Underlying Principles
In addition to marking the first step in artificial drying, it illustrated also, in the simplest manner possible, the three underlying principles governing all drying problems: (1) The application of heat to evaporate or volatilize the water contained in the material; (2) with sufficient air in circulation to carry away in suspension the vapor thus liberated; and (3) with a certain amount of humidity present to prevent the surface from drying too rapidly while the heat is allowed to penetrate to the interior. The last performs two distinct functions: (a) It makes the wood more permeable to the passage of the moisture from the interior of the wood to the surface, and (b) it supplies the latent heat necessary to evaporate the moisture after it reaches the surface. The air circulation is important in removing the moisture after it has been evaporated by the heat, and ventilation also serves the purpose of bringing the heat in contact with the wood. If, however, plain, dry heat is applied to the wood, the surface will become entirely dry before the interior moisture is even heated, let alone removed. This condition causes "case-hardening" or "hollow-horning." So it is very essential that sufficient humidity be maintained to prevent the surface from drying too rapidly, while the heat is allowed to penetrate to the interior.
This humidity or moisture is originated by the evaporation from the drying wood, or by the admission of steam into the dry kiln by the use of steam spray pipes, and is absolutely necessary in the process of hastening the drying of wood. With green lumber it keeps the sap near the surface of the piece in a condition that allows the escape of the moisture from its interior; or, in other words, it prevents the outside from drying first, which would close the pores and cause case-hardening.
The great amount of latent heat necessary to evaporate the water after it has reached the surface is shown by the fact that the evaporation of only one pound of water will extract approximately 66 degrees from 1,000 cubic feet of air, allowing the air to drop in temperature from 154 to 84 degrees Fahrenheit. In addition to this amount of heat, the wood and the water must also be raised to the temperature at which the drying is to be accomplished.
It matters not what type of dry kiln is used, source or application of heating medium, these underlying principles remain the same, and must be the first things considered in the design or selection of the equipment necessary for producing the three essentials of drying: Heat, humidity, and circulation.
Although these principles constitute the basis of all drying problems and must, therefore, be continually carried in mind in the consideration of them, it is equally necessary to have a comprehensive understanding of the characteristics of the materials to be dried, and its action during the drying process. All failures in the past, in the drying of timber products, can be directly attributed to either the kiln designer's neglect of these things, or his failure to carry them fully in mind in the consideration of his problems.

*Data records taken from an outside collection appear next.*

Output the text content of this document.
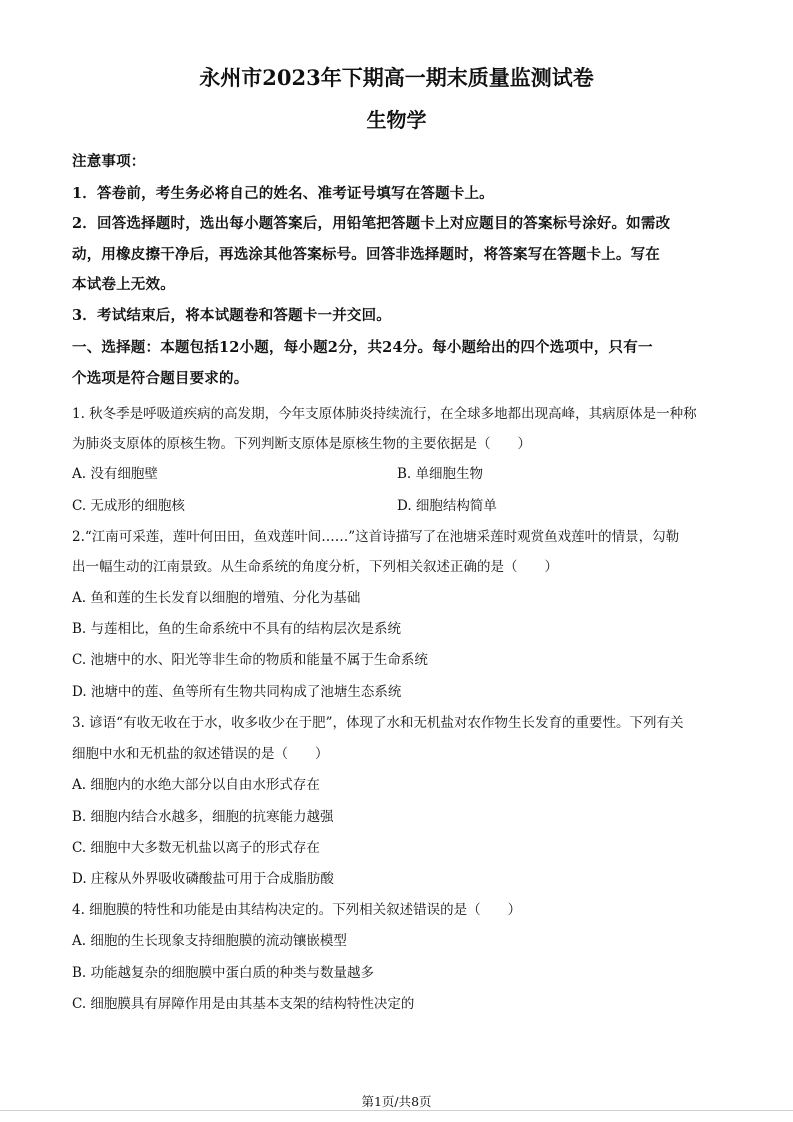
永州市2023年下期高一期末质量监测试卷
生物学
注意事项：
1．答卷前，考生务必将自己的姓名、准考证号填写在答题卡上。
2．回答选择题时，选出每小题答案后，用铅笔把答题卡上对应题目的答案标号涂好。如需改
动，用橡皮擦干净后，再选涂其他答案标号。回答非选择题时，将答案写在答题卡上。写在
本试卷上无效。
3．考试结束后，将本试题卷和答题卡一并交回。
一、选择题：本题包括12小题，每小题2分，共24分。每小题给出的四个选项中，只有一
个选项是符合题目要求的。
1. 秋冬季是呼吸道疾病的高发期，今年支原体肺炎持续流行，在全球多地都出现高峰，其病原体是一种称
为肺炎支原体的原核生物。下列判断支原体是原核生物的主要依据是（　　）
A. 没有细胞壁	B. 单细胞生物
C. 无成形的细胞核	D. 细胞结构简单
2.“江南可采莲，莲叶何田田，鱼戏莲叶间……”这首诗描写了在池塘采莲时观赏鱼戏莲叶的情景，勾勒
出一幅生动的江南景致。从生命系统的角度分析，下列相关叙述正确的是（　　）
A. 鱼和莲的生长发育以细胞的增殖、分化为基础
B. 与莲相比，鱼的生命系统中不具有的结构层次是系统
C. 池塘中的水、阳光等非生命的物质和能量不属于生命系统
D. 池塘中的莲、鱼等所有生物共同构成了池塘生态系统
3. 谚语“有收无收在于水，收多收少在于肥”，体现了水和无机盐对农作物生长发育的重要性。下列有关
细胞中水和无机盐的叙述错误的是（　　）
A. 细胞内的水绝大部分以自由水形式存在
B. 细胞内结合水越多，细胞的抗寒能力越强
C. 细胞中大多数无机盐以离子的形式存在
D. 庄稼从外界吸收磷酸盐可用于合成脂肪酸
4. 细胞膜的特性和功能是由其结构决定的。下列相关叙述错误的是（　　）
A. 细胞的生长现象支持细胞膜的流动镶嵌模型
B. 功能越复杂的细胞膜中蛋白质的种类与数量越多
C. 细胞膜具有屏障作用是由其基本支架的结构特性决定的
第1页/共8页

Wood has characteristics very much different from those of other materials, and what little knowledge we have of it and its properties has been taken from the accumulated records of experience. The reason for this imperfect knowledge lies in the fact that wood is not a homogeneous material like the metals, but a complicated structure, and so variable that one stick will behave in a manner widely different from that of another, although it may have been cut from the same tree.
The great variety of woods often makes the mere distinction of the kind or species of the tree most difficult. It is not uncommon to find men of long experience disagree as to the kind of tree a certain piece of lumber was cut from, and, in some cases, there is even a wide difference in the appearance and evidently the structure of timber cut from the same tree.